Heroine(16)



But those few, horrific seconds are balanced against hours of good times sitting this same way—me driving, her giving me shit from the passenger seat. So it doesn’t take long before we’re good again, her music filling the car, both of us talking over it.

“Not to be all your mom on you or anything, but how is being back at school?” she asks.

“School sucks,” I tell her honestly. “But being in the weight room did me good.”

“It definitely did Lydia some good.”

“Shut your face,” I say. “I’m not into her. Straight girls can be awesome at softball.”

“Uh, duh,” Carolina shoots back. “You’re talking to a straight girl with a free ride.”

“You mean on Aaron or to college?”

“It’s all free,” she says, laughing. I’m behind her just a tick, laughing because I’m supposed to. We’d both agreed a long time ago that having sex wasn’t worth the risk, having seen too many great athletes become mothers, their sports career sidelined while the father carried on uninterrupted. But those conversations were before Aaron, and before this new awkwardness, where I feel like I can’t flat out ask her if they’re doing it.

I drop her off and she hauls her bag out of the back, pulling it onto her good shoulder. It’s below freezing, ice falling from the sky. She winces as a pellet hits her in the face.

“You use those crutches going inside back at your place, you hear me? I see you putting more weight on that leg than you’re supposed to.” She gives me a stern look, and I do my best to look innocent.

“Only toe touch to the ground. I swear.”

“I’m calling bullshit on that,” she says.

She’s right and she knows it. I’ve been straightening my knee, trying out a little weight on my heel when I think the Oxy will let me get away with it. If I can shave one week off my recovery time—one week—I can be ready for conditioning.

Carolina stays by my car despite the ice, teeth gnawing her bottom lip in indecision. “I’m not going to ask you how you’re feeling because you’re just going to tell me you’re fine,” she says. “But I saw what you were benching. Don’t overdo it, okay?”

“I’m not fine,” I tell her. “I’m awesome.”

And right now, it’s true.





Chapter Twelve


understand: to apprehend the meaning or intention of; to have knowledge of; to comprehend; to know; to have sympathy for “Mickey Catalan, I’ll be damned.”

“Hey, Big Ed,” I say, holding the door of the local market open with one crutch while I swing myself through. Ed stays behind the lunch counter, not offering to help or fussing over me one bit, exactly like he knows I want. Instead, he makes my Monday morning coffee like there hasn’t been a month break between this one and the last one.

It’s shit coffee, which is why Ed stopped asking me to pay him for it, and it’s not why I come every week, anyway. I’m here because Ed can talk sports—any sport—better than anyone I know. He puts the coffee in front of me as I settle onto a stool at the lunch counter.

“You hear about the Griffith girl?”

I sip my coffee, letting the familiarity of bad coffee and Ed’s terrible story introductions settle over me.

“She’s the shortstop from Left Bank, isn’t she?”

“Yep,” Ed confirms, then rounds his arms out in front of his belly.

“Huh, I thought she was smarter than that,” I say.

“Smart tends to go out the door when sex is involved,” Ed says, pulling his own stool underneath him on the other side of the counter.

“Yep,” I say, reminding myself that I need to have a conversation with Carolina, whether it’s awkward or not. “So what else is new?”

“Haven’t seen you in a while, let me think.” Ed sighs, pushing his ball cap up to scratch his balding spot. “The big kid from Baylor Springs, basketball player . . . what’s his name?”

“Luther Drake,” I tell him.

“Yeah, the Drake kid.

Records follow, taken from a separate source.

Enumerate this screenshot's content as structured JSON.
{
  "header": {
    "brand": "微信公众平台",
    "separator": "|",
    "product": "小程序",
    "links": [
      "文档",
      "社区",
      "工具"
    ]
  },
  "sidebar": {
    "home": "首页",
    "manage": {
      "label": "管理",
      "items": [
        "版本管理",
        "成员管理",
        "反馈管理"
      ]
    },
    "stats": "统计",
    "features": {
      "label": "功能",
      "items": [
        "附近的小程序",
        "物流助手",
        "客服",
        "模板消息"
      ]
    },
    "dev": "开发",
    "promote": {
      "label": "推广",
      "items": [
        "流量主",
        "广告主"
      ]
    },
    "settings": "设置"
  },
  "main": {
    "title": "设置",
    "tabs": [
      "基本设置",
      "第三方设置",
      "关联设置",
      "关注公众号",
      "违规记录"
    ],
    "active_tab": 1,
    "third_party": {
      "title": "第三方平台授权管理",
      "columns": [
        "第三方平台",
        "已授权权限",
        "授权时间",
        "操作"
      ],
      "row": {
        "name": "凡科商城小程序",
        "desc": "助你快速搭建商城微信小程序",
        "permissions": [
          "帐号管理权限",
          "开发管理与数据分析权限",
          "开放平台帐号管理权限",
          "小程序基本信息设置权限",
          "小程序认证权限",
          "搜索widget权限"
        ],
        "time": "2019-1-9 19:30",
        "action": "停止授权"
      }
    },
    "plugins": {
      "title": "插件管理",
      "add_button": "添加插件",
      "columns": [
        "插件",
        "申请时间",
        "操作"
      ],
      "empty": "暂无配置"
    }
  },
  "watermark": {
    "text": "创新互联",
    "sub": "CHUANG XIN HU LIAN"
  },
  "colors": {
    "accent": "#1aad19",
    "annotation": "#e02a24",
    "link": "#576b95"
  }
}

He shattered the backboard over at West Union last weekend, so they’ve got to play in the junior-high gym till it’s fixed.”

“Screw them anyway,” I say, having harbored a resentment ever since their point guard broke Lydia’s nose in an intentional foul.

“Yep,” Ed agrees. We both sip our coffee, and I hear the squawk of a scanner from the back room.

“Why do old people like those so much?” I ask him.

“Well, I’ll tell you,” he says, fishing a day-old doughnut out of the glass case and putting it in front of me. “It’s our version of you kids with your phones and your head book.”

“Facebook, Ed.”

“I’m proud to not know that. Now eat your doughnut, looks like you could use it.”

It’s the most he’s going to say about my injury, about the thinness of my arms and legs, the absence of muscle. My varsity jacket feels big on me, my shoulders no longer filling it out. I take a bite of doughnut. It’s awful.

“I don’t know how much healing properties this has, Ed.”

“Healing is you just being here, talking,” he says.

I hear the scanner again, and I wonder if he was listening the night of the accident, if he heard the details of how my leg had been separated from my body, my blood strewn across snow.